Currently, laser perfusion imaging (LDPI) is undergoing a technology shift from scanning beam perfusion imagers to
whole field systems. The latter can be subdivided in laser Doppler methods systems based on high speed CMOS
cameras, and laser speckle contrast analysis (LASCA) technologies using slow imaging arrays, mostly CCD-based. In
scanning beam systems, a collimated laser beam scans the tissue with diffusely back reflected light being captured with a
single detector. In whole field systems a large tissue area is illuminated, and the reflected light is imaged onto an array
and captured at once. Unlike scanning beam systems, both whole field methods enable perfusion imaging at video rate.
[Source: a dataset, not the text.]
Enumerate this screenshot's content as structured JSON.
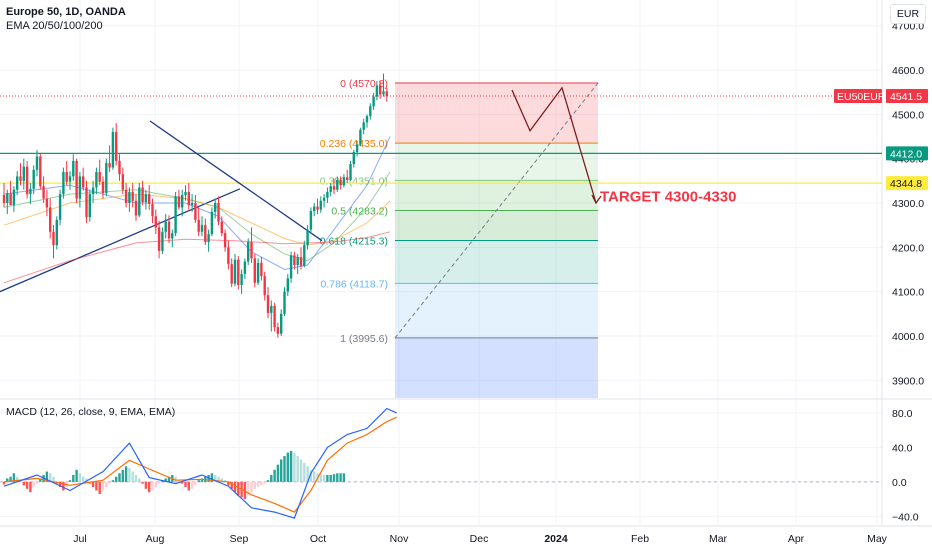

In this study we experimentally compare the scanning beam LDPI principle with whole field LDPI, using Intralipid
phantoms. For the tissue phantoms, the Monte Carlo simulation technique will be used as a reference. From
measurements on Intralipid phantoms compared to Monte Carlo, we conclude that in whole field LDPI the flux image,
representing the first order moment of the power spectrum of photocurrent fluctuations is much closer related to real
perfusion than for scanning beam systems. This difference can be explained in terms of the different behaviour of
dynamic speckle patterns generated in both methods, in response to varying tissue optical properties.